Убийство произошло во время движения состава, но это не является бесспорным доказательством того, что оно совершено кем-то из пассажиров. Точно так же рассудил комиссар, возглавлявший бригаду секретной полиции, который сел в поезд на полустанке. Убийца мог проникнуть внутрь поздно вечером в Хихоне, прятаться до совершения злодеяния, а затем спрыгнуть по дороге: вспомним еще раз, что нормальная скорость локомотива равнялась черепашьему шагу.

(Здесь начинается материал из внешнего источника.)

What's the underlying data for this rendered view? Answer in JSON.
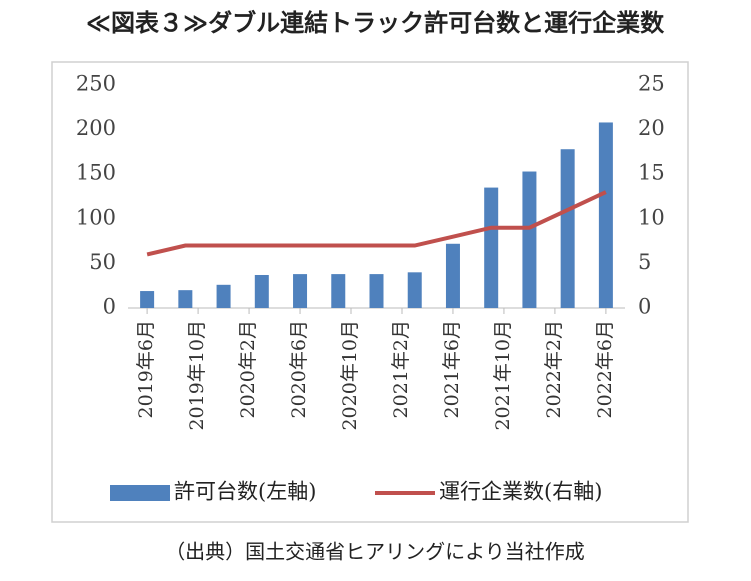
{
  "chart_data": {
    "type": "bar_line",
    "title": "≪図表３≫ダブル連結トラック許可台数と運行企業数",
    "source": "（出典）国土交通省ヒアリングにより当社作成",
    "xticks": [
      "2019年6月",
      "2019年10月",
      "2020年2月",
      "2020年6月",
      "2020年10月",
      "2021年2月",
      "2021年6月",
      "2021年10月",
      "2022年2月",
      "2022年6月"
    ],
    "series": [
      {
        "name": "許可台数(左軸)",
        "color": "#4f81bd",
        "type": "bar",
        "axis": "y",
        "values": [
          19,
          20,
          26,
          37,
          38,
          38,
          38,
          40,
          72,
          135,
          153,
          178,
          208
        ]
      },
      {
        "name": "運行企業数(右軸)",
        "color": "#c0504d",
        "type": "line",
        "axis": "y2",
        "values": [
          6,
          7,
          7,
          7,
          7,
          7,
          7,
          7,
          8,
          9,
          9,
          11,
          13
        ]
      }
    ],
    "ylim": [
      0,
      250
    ],
    "yticks": [
      0,
      50,
      100,
      150,
      200,
      250
    ],
    "y2lim": [
      0,
      25
    ],
    "y2ticks": [
      0,
      5,
      10,
      15,
      20,
      25
    ]
  }
}
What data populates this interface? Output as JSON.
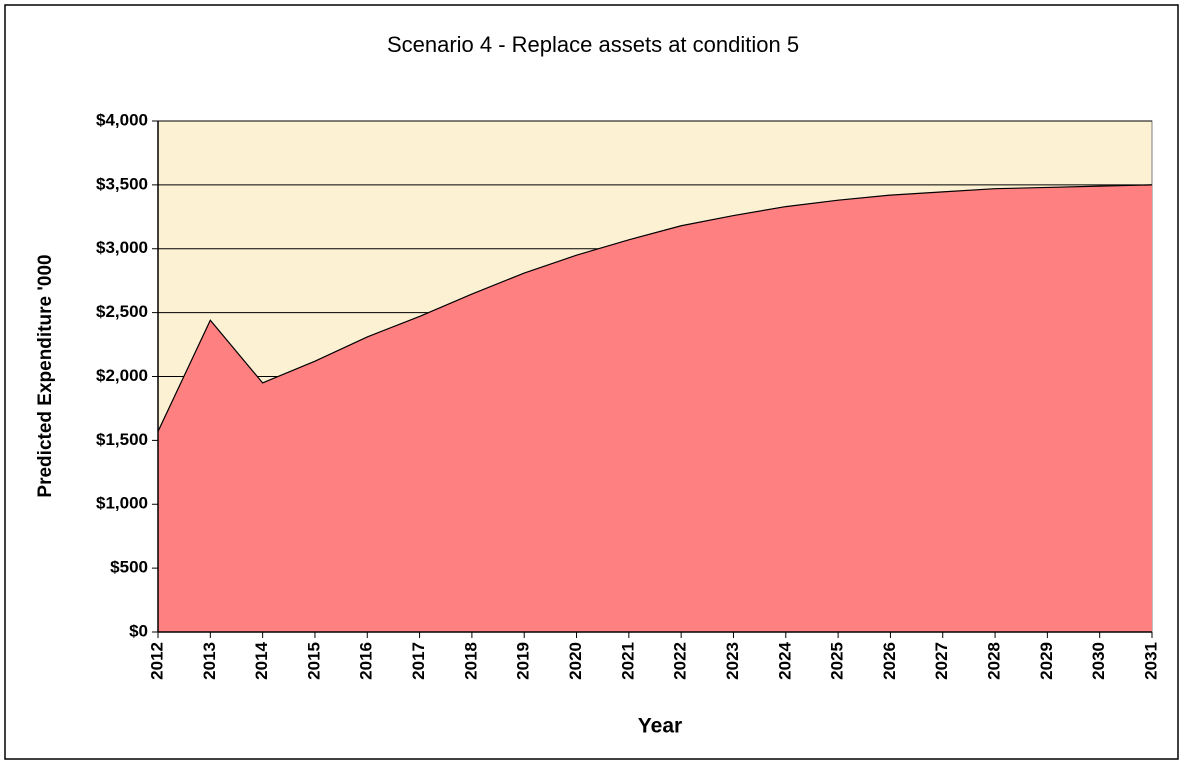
{
  "chart_data": {
    "type": "area",
    "title": "Scenario 4 - Replace assets at condition 5",
    "x_label": "Year",
    "y_label": "Predicted Expenditure '000",
    "x": [
      2012,
      2013,
      2014,
      2015,
      2016,
      2017,
      2018,
      2019,
      2020,
      2021,
      2022,
      2023,
      2024,
      2025,
      2026,
      2027,
      2028,
      2029,
      2030,
      2031
    ],
    "xlim": [
      2012,
      2031
    ],
    "xticks": [
      2012,
      2013,
      2014,
      2015,
      2016,
      2017,
      2018,
      2019,
      2020,
      2021,
      2022,
      2023,
      2024,
      2025,
      2026,
      2027,
      2028,
      2029,
      2030,
      2031
    ],
    "values": [
      1570,
      2440,
      1950,
      2120,
      2310,
      2470,
      2645,
      2810,
      2950,
      3070,
      3180,
      3260,
      3330,
      3380,
      3420,
      3445,
      3470,
      3480,
      3490,
      3500
    ],
    "color": "#ff8080",
    "background": "#fdf1d4",
    "ylim": [
      0,
      4000
    ],
    "yticks": [
      {
        "value": 0,
        "label": "$0"
      },
      {
        "value": 500,
        "label": "$500"
      },
      {
        "value": 1000,
        "label": "$1,000"
      },
      {
        "value": 1500,
        "label": "$1,500"
      },
      {
        "value": 2000,
        "label": "$2,000"
      },
      {
        "value": 2500,
        "label": "$2,500"
      },
      {
        "value": 3000,
        "label": "$3,000"
      },
      {
        "value": 3500,
        "label": "$3,500"
      },
      {
        "value": 4000,
        "label": "$4,000"
      }
    ],
    "grid": true
  }
}
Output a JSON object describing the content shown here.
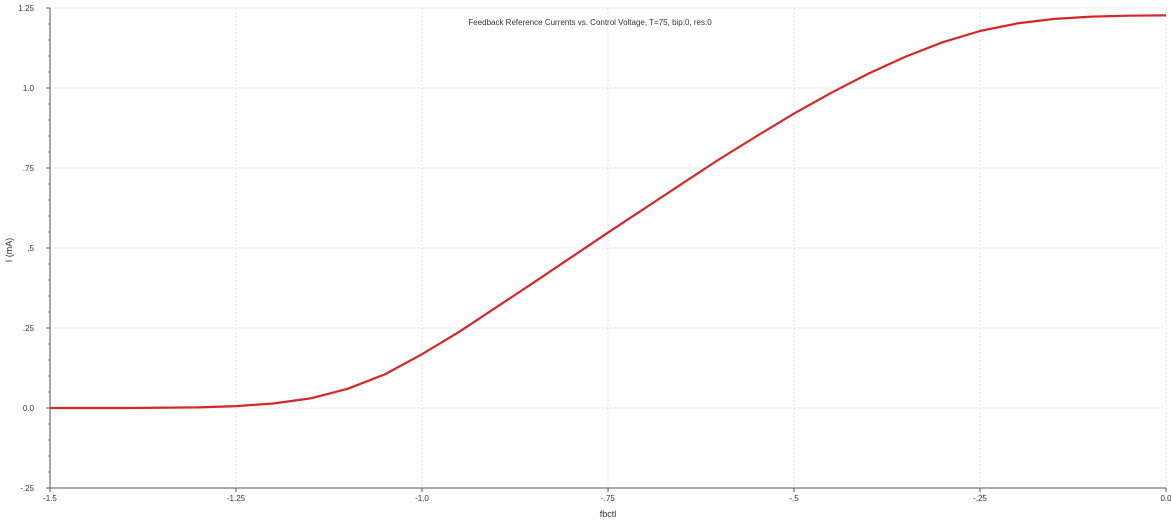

Но каков мотив убийства? Версия ограбления явно не выдерживала критики: генерал был совершенно наг. Я, побуждаемый отнюдь не враждебны-ми чувствами, словно какой-нибудь скудоумный бездельник, но повинуясь долгу честного гражданина и детектива-любителя, поведал комиссару дону Хинесу Пеньоте, производившему впечатление опытного профессионала, о том, как накануне дон Амансио выиграл в покер у Сукарриеты, личности темной и подозрительной.

Узнав, кто подсказал возможный мотив, индепендентист вышел из себя и пожелал свернуть мне шею. «Как беззащитному покойнику?» – ехидно кричал я ему, пока не зевавший инспектор стаскивал его с меня.

Поезд стоял в Овьедо, но всем нам, пассажирам и обслуживающему персоналу, не разрешалось покидать салон-вагоны, пока судебный следователь не осмотрит тело, а нас не допросит полиция.

Генерал расстался с жизнью где-то между восемью тридцатью, когда он отправился в душ, и девятью часами утра, когда его нашла донья Фило.

В это время я уже завтракал на глазах у многих, равно как и мадам Перруш, Одаль и Хасинто: у нас было железное алиби.

Ковадонга в тот момент все еще находилась в постели, в целомудренном одиночестве, но она сослалась на парламентский иммунитет, чтобы избавиться от назойливых расспросов.

Ребольо, ее телохранителю, пришлось в свое оправдание сделать компрометирующее признание: в указанный час он занимался любовью с Магнолией Бернер в ее купе. То же самое заявила и сама девушка, искавшая в сомнительных ласках гориллы утешение в своей беде. Как никак, а она была подругой англичаночки, пропавшей в парке Пикос де Еуропа.

Пикантное алиби Ребольо повергло Ковадонгу в ярость. Что меня ничуть не удивляет, ибо невозможно стерпеть явное отсутствие служебного рвения со стороны наемного охранника, который предавался низменной страсти в тот час, когда по вагонам бродил убийца.

По мобильной связи Ковадонга тотчас позвонила в штаб-квартиру партии в Мадриде и потребовала замены сопровождения. После этого она вышвырнула вон Ребольо, который распрощался с циничной усмешкой, бросив загадочную фразу: '"Легко отделался!"…

После утомительного дознания, без намека на алиби остались лишь мрачный Сукарриета (по его словам, он делал зарядку в купе, но никто не мог этого подтвердить) и гвинеец Базилио Монгоно, поваренок с кухни, утверждавший, что просто отлынивал от своих обязанностей, покуривая косячок марихуаны (кристально честный юноша), спрятавшись в кладовке.

Я сполна насладился зрелищем, как потеет Карлитос, пока полицейские обыскивали его купе и купе подозрительного чернокожего (страна расистов!). Меня бы нисколько не удивило, если бы националист оказался убийцей. Можно сказать, пользуясь военной терминологией, генерал нанес ему сокрушительный удар, учитывая, какую кучу денег он выиграл; кроме того, не следует упускать из вида, что у многих из этих сепаратистов есть некая червоточина внутри.